Şimdi, bir diğer konu şu: Hepimiz biliyoruz ki aslında demokrasi ve hukukun üstünlüğü ile ekonomi arasında ciddi bir bağ var. Demokratik değerlerin görece yüksek olduğu ülkelerin ekonomik olarak da güçlü olması bu yüzden tesadüf değil. Bakın, Türkiye'nin demokrasi standartları hiçbir zaman çok yüksek olmadı, Türkiye, böyle, hukukun her zaman üstün olduğu bir ülke olmadı, sizden önce de, AKP'den önce de Türkiye'de hukukun üstünlüğü, endekslerin de çok üst sıralarda olduğu, demokrasi endekslerinin de çok üst sıralarda olduğu bir ülke değildi ama her geçen gün Türkiye'nin geriye gittiğini herkes biliyor. Demokratik değerlerden uzaklaştıkça ülkelerin aynı zamanda ekonomileri de kötüye gidiyor ve ülkelerin ekonomileri kötüye gittikçe aynı zamanda demokratik değerlerden ve hukukun üstünlüğünden de uzaklaşıyorlar. Bakın, 2012 yılı, döneminizde ekonominin görece iyi olduğu, millî gelirin yüksek olduğu yıllardan bir tanesiydi. Türkiye Hukukun Üstünlüğü Endeksi'nde 58'inci sıradaydı 2012 yılında; on yıl sonra, Türkiye şu anda 116'ncı sırada. Neden? Çünkü demokratik değerlerden, hukukun üstünlüğünden de her geçen gün uzaklaşıyor durumda. Dolayısıyla, Türkiye'nin demokratik değerlere, hukukun üstünlüğüne geri dönmesi gerekiyor.
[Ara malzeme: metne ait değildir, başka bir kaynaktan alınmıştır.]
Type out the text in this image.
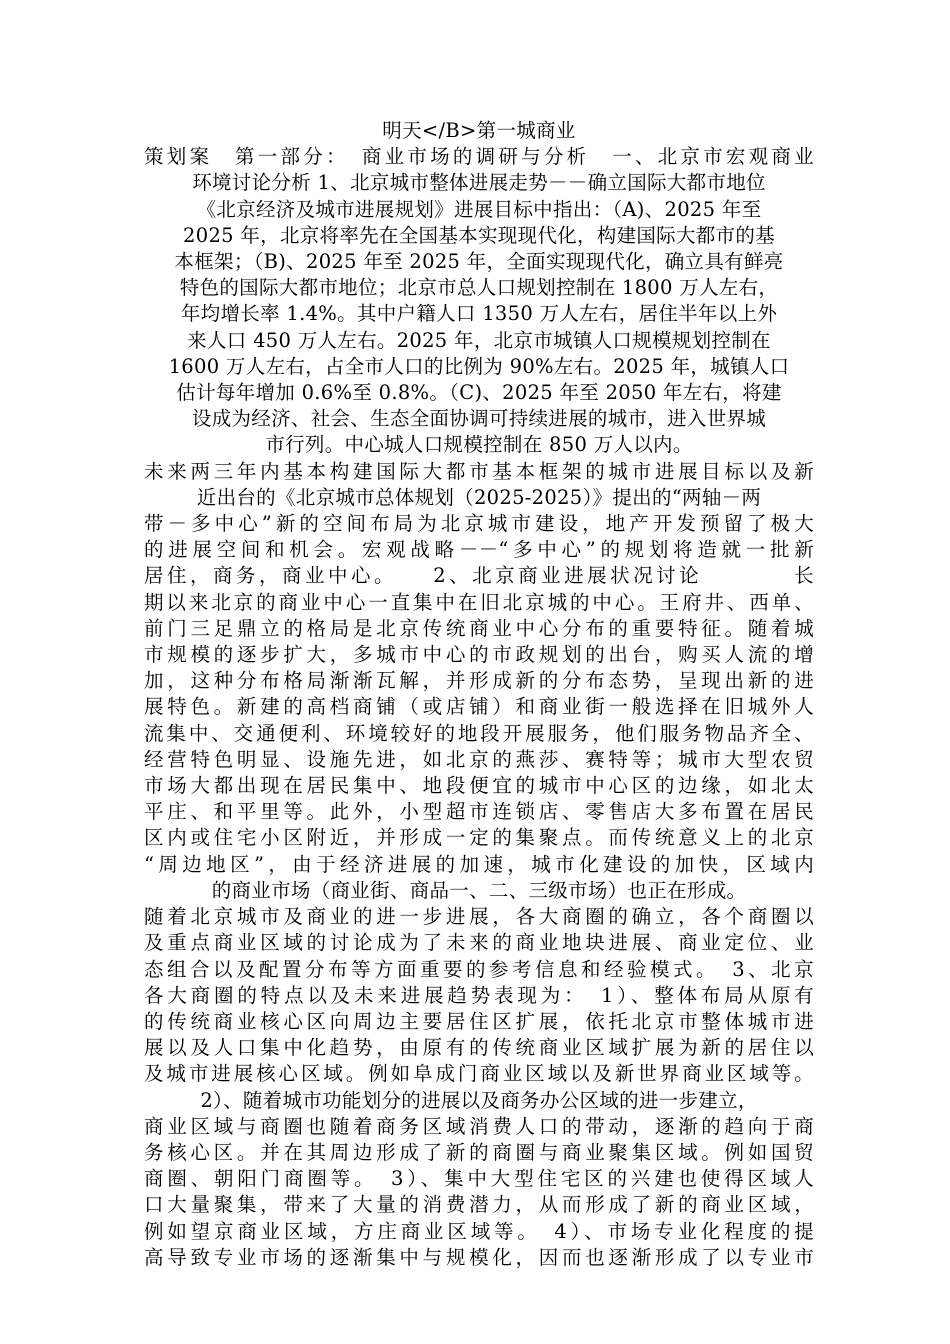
明天</B>第一城商业
策划案　第一部分：　商业市场的调研与分析　一、北京市宏观商业
环境讨论分析 1、北京城市整体进展走势－－确立国际大都市地位
《北京经济及城市进展规划》进展目标中指出：（A)、2025 年至
2025 年，北京将率先在全国基本实现现代化，构建国际大都市的基
本框架；（B)、2025 年至 2025 年，全面实现现代化，确立具有鲜亮
特色的国际大都市地位；北京市总人口规划控制在 1800 万人左右，
年均增长率 1.4%。其中户籍人口 1350 万人左右，居住半年以上外
来人口 450 万人左右。2025 年，北京市城镇人口规模规划控制在
1600 万人左右，占全市人口的比例为 90%左右。2025 年，城镇人口
估计每年增加 0.6%至 0.8%。（C)、2025 年至 2050 年左右，将建
设成为经济、社会、生态全面协调可持续进展的城市，进入世界城
市行列。中心城人口规模控制在 850 万人以内。
未来两三年内基本构建国际大都市基本框架的城市进展目标以及新
近出台的《北京城市总体规划（2025-2025）》提出的“两轴－两
带－多中心”新的空间布局为北京城市建设，地产开发预留了极大
的进展空间和机会。宏观战略－－“多中心”的规划将造就一批新
居住，商务，商业中心。　　2、北京商业进展状况讨论　　　　长
期以来北京的商业中心一直集中在旧北京城的中心。王府井、西单、
前门三足鼎立的格局是北京传统商业中心分布的重要特征。随着城
市规模的逐步扩大，多城市中心的市政规划的出台，购买人流的增
加，这种分布格局渐渐瓦解，并形成新的分布态势，呈现出新的进
展特色。新建的高档商铺（或店铺）和商业街一般选择在旧城外人
流集中、交通便利、环境较好的地段开展服务，他们服务物品齐全、
经营特色明显、设施先进，如北京的燕莎、赛特等；城市大型农贸
市场大都出现在居民集中、地段便宜的城市中心区的边缘，如北太
平庄、和平里等。此外，小型超市连锁店、零售店大多布置在居民
区内或住宅小区附近，并形成一定的集聚点。而传统意义上的北京
“周边地区”，由于经济进展的加速，城市化建设的加快，区域内
的商业市场（商业街、商品一、二、三级市场）也正在形成。
随着北京城市及商业的进一步进展，各大商圈的确立，各个商圈以
及重点商业区域的讨论成为了未来的商业地块进展、商业定位、业
态组合以及配置分布等方面重要的参考信息和经验模式。　3、北京
各大商圈的特点以及未来进展趋势表现为：　1）、整体布局从原有
的传统商业核心区向周边主要居住区扩展，依托北京市整体城市进
展以及人口集中化趋势，由原有的传统商业区域扩展为新的居住以
及城市进展核心区域。例如阜成门商业区域以及新世界商业区域等。
2）、随着城市功能划分的进展以及商务办公区域的进一步建立，
商业区域与商圈也随着商务区域消费人口的带动，逐渐的趋向于商
务核心区。并在其周边形成了新的商圈与商业聚集区域。例如国贸
商圈、朝阳门商圈等。　3）、集中大型住宅区的兴建也使得区域人
口大量聚集，带来了大量的消费潜力，从而形成了新的商业区域，
例如望京商业区域，方庄商业区域等。　4）、市场专业化程度的提
高导致专业市场的逐渐集中与规模化，因而也逐渐形成了以专业市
Türkiye, artık Freedom House'a göre "özgür ülkeler" kategorisinde değil yani özgür değiliz.

Mali Eylem Görev Gücü tarafından, kara para aklamada ve terörizmin finansmanının engellenmesinde yetersiz kaldığı için kara listeye alındı Türkiye yani dünya tarafından kara listeye alınmış bir ülke konumunda. Bununla nasıl mücadele ediyor, ona bakmak lazım. Hükûmet diyor ki: "Biz bununla mücadele ediyoruz." Ben sizi 2 tane örnek vereyim. Kara parayla mücadele ediyor bu siyasi iktidar güya, dünyada ne kadar çete lideri varsa, uyuşturucu baronu varsa bir biçimde Türkiye'ye sığınıyor, krallar gibi yaşıyor Türkiye'de ve ölünce haberdar oluyoruz biz bunların Türkiye'ye geldiklerini, Türkiye'ye yerleştiklerini. Ya da başka bir örnek... Böyle mi mücadele edeceksiniz kara para aklanmasıyla? Mesela "Terörün finansmanıyla mücadele ediyoruz." diyor Hükûmet. Terörün finansmanıyla nasıl mücadele ediyor, biliyor musunuz? Bakın, eşi, kız kardeşi, oğlu, kızı cezaevinde olan insanlar; çocuğuna, eşine, kardeşine para yatırdığı için terörün finansmandan soruşturma başlatıyorsunuz. "Terörün finansmanıyla mücadele" deyince Hükûmetin anladığı şey bu mu? Bir kişinin eşine, kardeşine, çocuğuna, cezaevindeki kardeşine resmî yollarla, kurum aracılığıyla para yatırmasını engelleyerek veya onun hakkında soruşturma başlatarak mı terörizmin finansmanını engelleyeceksiniz? Dolayısıyla Türkiye, genel olarak hukukun üstünlüğü açısından da geriye giden bir ülke durumunda, demokrasi endeksinde de her geçen gün geriye giden bir ülke durumunda. Bu nedenle Türkiye, ekonomik sorunlarının önemli bir bölümünü çözemiyor. Bir kez daha altını çizmekte yarar var; demokratik değerlere dönülmesi, hukukun üstün kılınması için bir dizi adımlar atması gerekiyor. Aksi takdirde bu sorunların çözülebileceğini düşünmüyoruz, ülkenin ekonomik sorunlarının çözülebileceğini düşünmüyoruz.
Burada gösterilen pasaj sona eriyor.